Question: Show gl dim$R=\sup\{pd_RI\}+1$, where I runs through all right ideals of $R$, where $R$ is not Wedderburn.
Thoughts: I know that gl dim$R=1$ iff $R$ is a hereditary ring, but not Wedderburn. So, I am seeing where the question is "coming from", but I am not quite seeing a way to, sort of, break up $R$ in the question. Do we just break it up into its hereditary part and its non-hereditary part? Or, could we maybe play around with short exact sequences..? Any thoughts, ideas, or help is greatly appreciated!
This result was probably first stated in a On the Dimension of Modules and Algebras (III): Global Dimension by Maurice Auslander (as is often the case for theorems on homological dimensions).
The proof relies on two crucial results from homological algebra. Let me state everything for left ideals, you may recover your result for right ideals by just passing to the dual ring.
Theorem 1 (Auslander). Let $R$ be a ring, then $$\operatorname{gl.dim}(R) = \sup \{\operatorname{pd}_R(M) \mid M \text{ cyclic } R \text{-module} \} = \sup \{\operatorname{pd}_R(R/I) \mid I \subseteq R \text{ left ideal} \}.$$
This is a non-trivial result and relies on the Well-Ordering Theorem.
Lemma 2. Let $0 \to U \to P \to M \to 0$ be a short exact sequence with $P$ projective and $U$ non-projective. Then, $\operatorname{pd}(M) = \operatorname{pd}(U) + 1 $.
You can find references for these two results in the paper by Auslander. Both only use basic homological results.

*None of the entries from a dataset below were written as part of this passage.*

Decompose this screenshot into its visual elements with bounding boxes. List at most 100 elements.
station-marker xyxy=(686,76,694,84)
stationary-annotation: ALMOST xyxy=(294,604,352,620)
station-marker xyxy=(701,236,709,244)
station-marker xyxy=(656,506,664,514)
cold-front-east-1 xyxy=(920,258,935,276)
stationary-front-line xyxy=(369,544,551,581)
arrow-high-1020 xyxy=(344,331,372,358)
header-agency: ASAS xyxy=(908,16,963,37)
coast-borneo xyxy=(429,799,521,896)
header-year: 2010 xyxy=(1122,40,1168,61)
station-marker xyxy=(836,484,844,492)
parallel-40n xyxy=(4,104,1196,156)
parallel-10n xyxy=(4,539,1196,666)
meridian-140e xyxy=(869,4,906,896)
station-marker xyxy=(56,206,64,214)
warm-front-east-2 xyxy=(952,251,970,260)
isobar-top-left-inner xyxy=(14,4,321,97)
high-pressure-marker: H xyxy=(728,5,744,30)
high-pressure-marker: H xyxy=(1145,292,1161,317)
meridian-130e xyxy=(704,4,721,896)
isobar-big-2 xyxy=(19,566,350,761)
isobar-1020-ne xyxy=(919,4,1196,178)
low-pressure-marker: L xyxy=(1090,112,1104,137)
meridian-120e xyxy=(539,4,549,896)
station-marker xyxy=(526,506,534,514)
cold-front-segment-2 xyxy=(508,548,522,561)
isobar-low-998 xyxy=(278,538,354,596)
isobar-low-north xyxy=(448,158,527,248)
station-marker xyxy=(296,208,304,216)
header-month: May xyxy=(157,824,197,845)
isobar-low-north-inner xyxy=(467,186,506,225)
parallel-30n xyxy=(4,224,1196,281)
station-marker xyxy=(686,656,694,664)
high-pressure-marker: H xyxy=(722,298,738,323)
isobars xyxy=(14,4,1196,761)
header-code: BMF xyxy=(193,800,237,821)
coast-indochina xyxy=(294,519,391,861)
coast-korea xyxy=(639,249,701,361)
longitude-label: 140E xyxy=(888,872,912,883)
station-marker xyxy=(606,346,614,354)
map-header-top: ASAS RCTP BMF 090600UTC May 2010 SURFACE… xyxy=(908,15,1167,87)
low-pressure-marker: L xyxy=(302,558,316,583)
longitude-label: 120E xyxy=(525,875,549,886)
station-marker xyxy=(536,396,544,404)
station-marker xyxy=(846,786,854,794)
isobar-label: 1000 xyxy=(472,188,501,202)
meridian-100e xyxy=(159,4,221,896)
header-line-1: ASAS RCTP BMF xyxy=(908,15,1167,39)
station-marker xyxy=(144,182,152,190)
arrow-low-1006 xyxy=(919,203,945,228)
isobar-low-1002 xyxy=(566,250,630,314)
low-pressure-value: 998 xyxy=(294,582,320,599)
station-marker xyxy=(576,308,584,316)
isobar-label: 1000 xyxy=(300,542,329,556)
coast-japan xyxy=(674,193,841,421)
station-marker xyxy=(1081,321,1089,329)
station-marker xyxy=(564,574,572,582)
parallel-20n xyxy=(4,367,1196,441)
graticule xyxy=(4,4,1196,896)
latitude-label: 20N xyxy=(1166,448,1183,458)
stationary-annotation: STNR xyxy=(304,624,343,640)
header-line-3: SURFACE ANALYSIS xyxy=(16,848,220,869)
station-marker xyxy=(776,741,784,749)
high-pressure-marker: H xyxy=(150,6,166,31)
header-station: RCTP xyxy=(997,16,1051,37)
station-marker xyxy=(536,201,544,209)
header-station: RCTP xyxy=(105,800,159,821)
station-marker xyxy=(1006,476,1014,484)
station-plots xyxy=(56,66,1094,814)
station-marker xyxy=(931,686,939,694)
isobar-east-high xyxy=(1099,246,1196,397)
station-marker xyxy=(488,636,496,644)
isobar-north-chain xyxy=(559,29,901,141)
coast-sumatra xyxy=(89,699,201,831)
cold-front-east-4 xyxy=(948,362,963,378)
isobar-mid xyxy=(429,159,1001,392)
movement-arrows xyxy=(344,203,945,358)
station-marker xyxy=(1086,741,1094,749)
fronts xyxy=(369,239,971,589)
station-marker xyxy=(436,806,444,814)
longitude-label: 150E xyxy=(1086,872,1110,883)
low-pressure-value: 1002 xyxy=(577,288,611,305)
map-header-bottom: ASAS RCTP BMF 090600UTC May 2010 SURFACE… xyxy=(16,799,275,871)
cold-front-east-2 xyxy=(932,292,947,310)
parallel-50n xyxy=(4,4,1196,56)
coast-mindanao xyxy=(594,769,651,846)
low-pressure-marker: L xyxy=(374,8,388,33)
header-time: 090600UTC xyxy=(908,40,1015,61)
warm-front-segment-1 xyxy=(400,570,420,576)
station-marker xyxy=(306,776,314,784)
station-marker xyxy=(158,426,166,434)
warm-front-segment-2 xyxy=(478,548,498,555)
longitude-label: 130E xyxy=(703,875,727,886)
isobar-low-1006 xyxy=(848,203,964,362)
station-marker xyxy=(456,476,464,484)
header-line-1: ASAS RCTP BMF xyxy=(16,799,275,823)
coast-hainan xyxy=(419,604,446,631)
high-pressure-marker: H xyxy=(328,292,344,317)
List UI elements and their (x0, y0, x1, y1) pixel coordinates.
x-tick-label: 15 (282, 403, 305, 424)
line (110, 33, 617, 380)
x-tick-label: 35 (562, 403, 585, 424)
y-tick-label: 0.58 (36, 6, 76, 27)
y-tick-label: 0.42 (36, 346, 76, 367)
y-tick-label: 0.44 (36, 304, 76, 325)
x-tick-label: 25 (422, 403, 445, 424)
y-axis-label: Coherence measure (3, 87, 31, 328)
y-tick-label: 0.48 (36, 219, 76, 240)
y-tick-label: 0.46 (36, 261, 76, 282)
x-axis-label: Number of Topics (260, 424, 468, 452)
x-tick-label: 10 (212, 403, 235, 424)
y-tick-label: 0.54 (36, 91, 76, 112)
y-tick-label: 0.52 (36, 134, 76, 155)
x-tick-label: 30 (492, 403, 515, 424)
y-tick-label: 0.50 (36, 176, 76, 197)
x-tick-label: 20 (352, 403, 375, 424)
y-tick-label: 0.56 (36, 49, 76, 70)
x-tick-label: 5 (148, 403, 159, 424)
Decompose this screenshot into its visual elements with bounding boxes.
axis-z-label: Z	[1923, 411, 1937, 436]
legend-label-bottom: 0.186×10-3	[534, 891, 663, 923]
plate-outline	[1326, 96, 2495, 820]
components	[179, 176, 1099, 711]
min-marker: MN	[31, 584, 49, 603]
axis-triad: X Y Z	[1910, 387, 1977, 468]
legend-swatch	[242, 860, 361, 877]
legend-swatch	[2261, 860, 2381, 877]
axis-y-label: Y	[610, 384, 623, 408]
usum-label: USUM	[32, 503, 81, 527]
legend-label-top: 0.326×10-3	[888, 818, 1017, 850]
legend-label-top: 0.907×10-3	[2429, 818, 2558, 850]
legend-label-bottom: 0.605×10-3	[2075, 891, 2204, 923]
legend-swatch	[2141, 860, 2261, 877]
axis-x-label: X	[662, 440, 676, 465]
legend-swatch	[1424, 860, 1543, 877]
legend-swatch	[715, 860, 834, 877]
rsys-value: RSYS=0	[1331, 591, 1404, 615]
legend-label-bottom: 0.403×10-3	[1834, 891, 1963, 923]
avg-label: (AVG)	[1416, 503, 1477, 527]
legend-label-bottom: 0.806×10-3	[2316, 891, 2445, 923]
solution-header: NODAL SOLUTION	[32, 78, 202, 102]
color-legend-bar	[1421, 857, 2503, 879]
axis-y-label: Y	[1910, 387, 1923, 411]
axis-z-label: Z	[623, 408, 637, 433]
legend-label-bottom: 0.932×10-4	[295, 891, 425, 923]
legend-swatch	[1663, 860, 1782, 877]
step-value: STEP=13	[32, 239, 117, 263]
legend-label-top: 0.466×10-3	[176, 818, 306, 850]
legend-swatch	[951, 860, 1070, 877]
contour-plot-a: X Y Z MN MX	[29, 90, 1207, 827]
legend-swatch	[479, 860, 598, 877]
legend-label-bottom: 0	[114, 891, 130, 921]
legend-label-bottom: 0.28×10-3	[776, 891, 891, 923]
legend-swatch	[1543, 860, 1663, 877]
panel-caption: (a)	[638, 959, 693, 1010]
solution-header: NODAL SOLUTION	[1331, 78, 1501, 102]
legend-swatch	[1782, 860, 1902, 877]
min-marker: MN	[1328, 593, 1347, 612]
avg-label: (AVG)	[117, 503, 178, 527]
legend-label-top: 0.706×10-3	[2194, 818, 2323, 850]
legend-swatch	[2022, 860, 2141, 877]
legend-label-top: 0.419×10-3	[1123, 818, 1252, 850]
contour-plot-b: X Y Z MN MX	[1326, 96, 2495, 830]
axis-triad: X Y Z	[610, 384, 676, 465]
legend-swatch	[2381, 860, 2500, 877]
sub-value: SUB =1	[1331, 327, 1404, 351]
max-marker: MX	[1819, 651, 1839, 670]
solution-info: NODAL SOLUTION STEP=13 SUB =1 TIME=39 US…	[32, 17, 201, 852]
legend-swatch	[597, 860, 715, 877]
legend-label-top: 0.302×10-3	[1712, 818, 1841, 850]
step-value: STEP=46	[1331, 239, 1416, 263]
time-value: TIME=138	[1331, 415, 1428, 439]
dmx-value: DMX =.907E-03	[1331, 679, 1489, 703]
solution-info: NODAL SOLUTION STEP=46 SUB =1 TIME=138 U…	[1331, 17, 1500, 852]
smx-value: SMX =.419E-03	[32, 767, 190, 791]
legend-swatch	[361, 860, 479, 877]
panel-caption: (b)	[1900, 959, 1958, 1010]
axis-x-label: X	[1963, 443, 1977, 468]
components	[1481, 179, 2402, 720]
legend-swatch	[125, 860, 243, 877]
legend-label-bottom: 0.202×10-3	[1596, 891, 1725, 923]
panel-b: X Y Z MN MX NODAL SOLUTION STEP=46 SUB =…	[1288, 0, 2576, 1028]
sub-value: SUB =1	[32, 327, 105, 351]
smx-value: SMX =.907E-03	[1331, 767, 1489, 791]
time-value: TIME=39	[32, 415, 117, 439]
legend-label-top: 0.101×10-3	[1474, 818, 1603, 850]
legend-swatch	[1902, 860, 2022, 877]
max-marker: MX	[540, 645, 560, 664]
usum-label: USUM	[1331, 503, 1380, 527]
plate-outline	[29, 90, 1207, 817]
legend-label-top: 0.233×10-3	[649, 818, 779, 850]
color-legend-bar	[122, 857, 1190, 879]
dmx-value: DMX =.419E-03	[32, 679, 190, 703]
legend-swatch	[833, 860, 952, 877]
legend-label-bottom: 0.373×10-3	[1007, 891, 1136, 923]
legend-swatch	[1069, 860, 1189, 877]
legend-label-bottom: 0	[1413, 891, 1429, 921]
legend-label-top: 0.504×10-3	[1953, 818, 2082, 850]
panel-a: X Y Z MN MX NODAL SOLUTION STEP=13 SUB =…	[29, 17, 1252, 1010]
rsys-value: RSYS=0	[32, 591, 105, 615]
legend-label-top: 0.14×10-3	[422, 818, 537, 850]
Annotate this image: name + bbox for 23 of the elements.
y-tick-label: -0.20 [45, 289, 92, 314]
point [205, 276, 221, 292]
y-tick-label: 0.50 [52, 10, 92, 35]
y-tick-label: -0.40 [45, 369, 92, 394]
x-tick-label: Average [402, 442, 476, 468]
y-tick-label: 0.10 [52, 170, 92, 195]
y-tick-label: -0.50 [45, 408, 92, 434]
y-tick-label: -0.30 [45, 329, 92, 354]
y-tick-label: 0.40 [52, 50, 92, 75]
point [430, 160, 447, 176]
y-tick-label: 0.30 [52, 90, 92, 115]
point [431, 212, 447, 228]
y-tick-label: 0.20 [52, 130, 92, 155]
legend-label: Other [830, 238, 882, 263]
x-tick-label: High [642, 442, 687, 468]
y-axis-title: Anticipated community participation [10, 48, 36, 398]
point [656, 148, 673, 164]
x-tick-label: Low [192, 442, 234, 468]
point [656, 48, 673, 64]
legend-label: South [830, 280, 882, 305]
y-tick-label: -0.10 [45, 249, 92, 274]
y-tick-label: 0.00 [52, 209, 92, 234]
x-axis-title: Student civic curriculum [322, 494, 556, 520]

Moreover, from Theorem 1, it follows that $R$ is semisimple if and only if $R/I$ is projective for every left ideal $I \subseteq R$. So if $R$ is not semisimple, there exists an ideal $I \subseteq R$ such that $R/I$ is not projective and therefore $\operatorname{pd}_R(R/I) = \operatorname{pd}_R(I) + 1$ for such $I$. Applying Theorem 1 yields your desired result $$\operatorname{gl.dim}(R) = \sup_I\{\operatorname{pd}_R(I) \} + 1.$$